Duan Qizhou, Cheng Ying
University of Notre Dame, IN, USA.
Educ Psychol Meas. 2024 Oct 26:00131644241280400. doi: 10.1177/00131644241280400.
This study investigated uniform differential item functioning (DIF) detection in response times. We proposed a regression analysis approach with both the working speed and the group membership as independent variables, and logarithm transformed response times as the dependent variable. Effect size measures such as Δ and percentage change in regression coefficients in conjunction with the statistical significance tests were used to flag DIF items. A simulation study was conducted to assess the performance of three DIF detection criteria: (a) significance test, (b) significance test with Δ , and (c) significance test with the percentage change in regression coefficients. The simulation study considered factors such as sample sizes, proportion of the focal group in relation to total sample size, number of DIF items, and the amount of DIF. The results showed that the significance test alone was too strict; using the percentage change in regression coefficients as an effect size measure reduced the flagging rate when the sample size was large, but the effect was inconsistent across different conditions; using Δ with significance test reduced the flagging rate and was fairly consistent. The PISA 2018 data were used to illustrate the performance of the proposed method in a real dataset. Furthermore, we provide guidelines for conducting DIF studies with response time.
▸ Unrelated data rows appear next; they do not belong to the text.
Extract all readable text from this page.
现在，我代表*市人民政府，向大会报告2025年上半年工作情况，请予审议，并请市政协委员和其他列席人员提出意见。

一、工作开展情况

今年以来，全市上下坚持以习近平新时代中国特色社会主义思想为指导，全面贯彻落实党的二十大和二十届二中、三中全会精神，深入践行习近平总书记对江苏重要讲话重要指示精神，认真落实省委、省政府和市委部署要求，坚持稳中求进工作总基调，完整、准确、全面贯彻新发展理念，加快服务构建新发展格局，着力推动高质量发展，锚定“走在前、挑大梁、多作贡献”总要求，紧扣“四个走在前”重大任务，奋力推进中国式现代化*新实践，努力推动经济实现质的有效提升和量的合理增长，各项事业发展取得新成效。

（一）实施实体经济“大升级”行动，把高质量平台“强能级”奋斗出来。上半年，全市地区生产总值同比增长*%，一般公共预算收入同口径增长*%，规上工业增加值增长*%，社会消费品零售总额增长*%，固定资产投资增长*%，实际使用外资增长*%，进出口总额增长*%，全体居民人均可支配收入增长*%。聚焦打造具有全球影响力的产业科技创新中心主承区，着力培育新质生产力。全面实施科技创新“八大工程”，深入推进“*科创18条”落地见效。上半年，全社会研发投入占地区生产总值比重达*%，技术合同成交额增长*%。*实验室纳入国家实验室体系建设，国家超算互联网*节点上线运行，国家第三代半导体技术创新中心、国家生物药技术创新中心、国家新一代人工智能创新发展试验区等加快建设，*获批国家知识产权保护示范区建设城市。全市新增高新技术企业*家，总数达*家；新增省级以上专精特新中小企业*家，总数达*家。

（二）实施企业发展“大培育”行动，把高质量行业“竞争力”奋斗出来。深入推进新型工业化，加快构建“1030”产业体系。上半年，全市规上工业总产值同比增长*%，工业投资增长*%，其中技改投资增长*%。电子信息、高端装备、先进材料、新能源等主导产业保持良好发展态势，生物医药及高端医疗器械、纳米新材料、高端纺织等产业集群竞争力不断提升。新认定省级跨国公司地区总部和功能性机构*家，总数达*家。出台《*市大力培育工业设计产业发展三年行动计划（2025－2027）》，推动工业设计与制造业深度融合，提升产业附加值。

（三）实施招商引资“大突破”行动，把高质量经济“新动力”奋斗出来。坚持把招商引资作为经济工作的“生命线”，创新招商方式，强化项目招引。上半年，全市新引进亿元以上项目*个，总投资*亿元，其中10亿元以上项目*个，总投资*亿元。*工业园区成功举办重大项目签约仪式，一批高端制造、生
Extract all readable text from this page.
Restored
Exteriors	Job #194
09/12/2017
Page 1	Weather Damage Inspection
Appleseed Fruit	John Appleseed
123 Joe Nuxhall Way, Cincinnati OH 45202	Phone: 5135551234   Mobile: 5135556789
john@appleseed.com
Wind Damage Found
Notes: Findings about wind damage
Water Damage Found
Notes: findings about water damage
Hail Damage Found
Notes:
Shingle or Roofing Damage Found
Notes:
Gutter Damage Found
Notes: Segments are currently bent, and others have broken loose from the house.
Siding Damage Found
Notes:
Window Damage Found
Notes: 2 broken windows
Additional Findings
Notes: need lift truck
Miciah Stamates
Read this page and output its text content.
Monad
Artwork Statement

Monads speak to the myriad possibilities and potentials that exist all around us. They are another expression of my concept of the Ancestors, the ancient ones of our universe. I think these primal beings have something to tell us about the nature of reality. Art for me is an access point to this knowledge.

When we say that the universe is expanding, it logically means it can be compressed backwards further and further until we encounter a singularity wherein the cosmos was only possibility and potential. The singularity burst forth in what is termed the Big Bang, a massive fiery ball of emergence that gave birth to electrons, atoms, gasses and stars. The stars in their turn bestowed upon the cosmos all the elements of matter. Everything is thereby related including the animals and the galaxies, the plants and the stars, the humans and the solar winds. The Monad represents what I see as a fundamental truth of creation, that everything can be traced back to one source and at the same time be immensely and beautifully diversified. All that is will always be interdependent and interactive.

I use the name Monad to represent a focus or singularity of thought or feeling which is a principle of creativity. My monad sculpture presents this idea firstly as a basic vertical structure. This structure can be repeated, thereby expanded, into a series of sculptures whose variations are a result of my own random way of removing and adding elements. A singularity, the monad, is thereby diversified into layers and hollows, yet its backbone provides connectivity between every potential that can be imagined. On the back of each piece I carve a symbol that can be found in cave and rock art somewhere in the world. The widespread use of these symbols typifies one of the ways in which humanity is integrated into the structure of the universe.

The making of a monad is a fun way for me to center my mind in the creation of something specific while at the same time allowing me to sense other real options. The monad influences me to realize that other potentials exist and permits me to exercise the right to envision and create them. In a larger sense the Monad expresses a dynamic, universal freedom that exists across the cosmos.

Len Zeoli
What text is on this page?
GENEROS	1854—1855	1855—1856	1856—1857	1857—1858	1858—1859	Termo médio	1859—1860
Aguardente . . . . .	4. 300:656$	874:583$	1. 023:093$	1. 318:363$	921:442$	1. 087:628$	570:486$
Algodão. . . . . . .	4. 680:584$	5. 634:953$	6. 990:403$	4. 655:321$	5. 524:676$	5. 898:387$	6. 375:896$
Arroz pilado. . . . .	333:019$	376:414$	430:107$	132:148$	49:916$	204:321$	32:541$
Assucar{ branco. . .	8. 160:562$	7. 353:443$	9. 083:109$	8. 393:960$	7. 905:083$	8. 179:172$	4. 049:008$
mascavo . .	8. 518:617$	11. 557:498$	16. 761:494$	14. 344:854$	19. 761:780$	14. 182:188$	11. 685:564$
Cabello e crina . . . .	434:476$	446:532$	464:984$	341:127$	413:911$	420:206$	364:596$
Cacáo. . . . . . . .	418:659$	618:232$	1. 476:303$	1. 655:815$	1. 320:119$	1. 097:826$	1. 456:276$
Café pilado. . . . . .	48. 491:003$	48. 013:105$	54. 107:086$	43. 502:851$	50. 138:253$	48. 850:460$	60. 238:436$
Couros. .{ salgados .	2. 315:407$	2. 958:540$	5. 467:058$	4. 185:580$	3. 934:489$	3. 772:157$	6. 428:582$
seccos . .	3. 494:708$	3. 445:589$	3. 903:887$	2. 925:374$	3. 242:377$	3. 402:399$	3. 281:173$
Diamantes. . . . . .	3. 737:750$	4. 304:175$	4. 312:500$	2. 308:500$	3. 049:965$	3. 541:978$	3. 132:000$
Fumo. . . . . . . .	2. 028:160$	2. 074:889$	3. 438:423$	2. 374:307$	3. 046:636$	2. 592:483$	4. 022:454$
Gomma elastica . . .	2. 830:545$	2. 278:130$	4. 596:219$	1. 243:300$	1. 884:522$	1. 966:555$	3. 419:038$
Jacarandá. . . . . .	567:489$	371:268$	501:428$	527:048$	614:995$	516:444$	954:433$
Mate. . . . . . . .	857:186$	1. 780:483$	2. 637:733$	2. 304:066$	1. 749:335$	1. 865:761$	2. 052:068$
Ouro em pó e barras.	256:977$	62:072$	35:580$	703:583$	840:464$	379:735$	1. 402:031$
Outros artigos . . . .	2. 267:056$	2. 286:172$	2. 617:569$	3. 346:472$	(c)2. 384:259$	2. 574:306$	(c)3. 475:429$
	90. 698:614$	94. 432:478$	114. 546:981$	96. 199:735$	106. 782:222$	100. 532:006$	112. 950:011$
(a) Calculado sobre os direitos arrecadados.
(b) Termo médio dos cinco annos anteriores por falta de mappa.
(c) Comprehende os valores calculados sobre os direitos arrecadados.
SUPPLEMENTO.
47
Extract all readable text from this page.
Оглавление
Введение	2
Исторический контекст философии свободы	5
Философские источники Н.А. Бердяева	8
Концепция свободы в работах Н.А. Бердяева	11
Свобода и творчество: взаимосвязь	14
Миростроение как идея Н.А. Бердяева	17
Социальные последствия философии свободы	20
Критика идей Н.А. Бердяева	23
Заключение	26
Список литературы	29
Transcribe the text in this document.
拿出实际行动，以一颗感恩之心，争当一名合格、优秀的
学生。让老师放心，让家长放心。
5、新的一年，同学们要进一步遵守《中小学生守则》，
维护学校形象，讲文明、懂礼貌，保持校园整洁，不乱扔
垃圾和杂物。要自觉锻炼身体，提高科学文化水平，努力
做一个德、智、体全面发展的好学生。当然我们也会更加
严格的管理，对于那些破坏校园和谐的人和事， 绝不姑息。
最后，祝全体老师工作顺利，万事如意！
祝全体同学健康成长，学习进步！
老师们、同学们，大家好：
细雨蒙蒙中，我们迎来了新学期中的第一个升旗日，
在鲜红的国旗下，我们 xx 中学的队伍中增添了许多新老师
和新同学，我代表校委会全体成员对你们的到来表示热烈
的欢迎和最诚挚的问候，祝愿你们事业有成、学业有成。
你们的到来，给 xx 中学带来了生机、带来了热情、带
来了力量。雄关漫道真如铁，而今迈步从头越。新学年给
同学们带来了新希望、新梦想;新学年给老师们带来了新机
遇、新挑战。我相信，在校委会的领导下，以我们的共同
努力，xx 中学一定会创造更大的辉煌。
本研究调查了反应时间中的均匀差异项目功能(DIF)检测。我们提出了一种回归分析方法,将工作速度和组成员身份作为自变量,将对数变换后的反应时间作为因变量。使用效应量指标(如Δ和回归系数的百分比变化)并结合统计显著性检验来标记DIF项目。进行了一项模拟研究,以评估三种DIF检测标准的性能:(a)显著性检验,(b)带有Δ的显著性检验,以及(c)带有回归系数百分比变化的显著性检验。模拟研究考虑了样本量、焦点组在总样本量中的比例、DIF项目数量和DIF量等因素。结果表明,仅进行显著性检验过于严格;当样本量较大时,使用回归系数的百分比变化作为效应量指标会降低标记率,但在不同条件下效果不一致;使用带有显著性检验的Δ会降低标记率且相当一致。使用国际学生评估项目(PISA)2018数据来说明所提出方法在真实数据集中的性能。此外,我们提供了进行反应时间DIF研究的指导方针。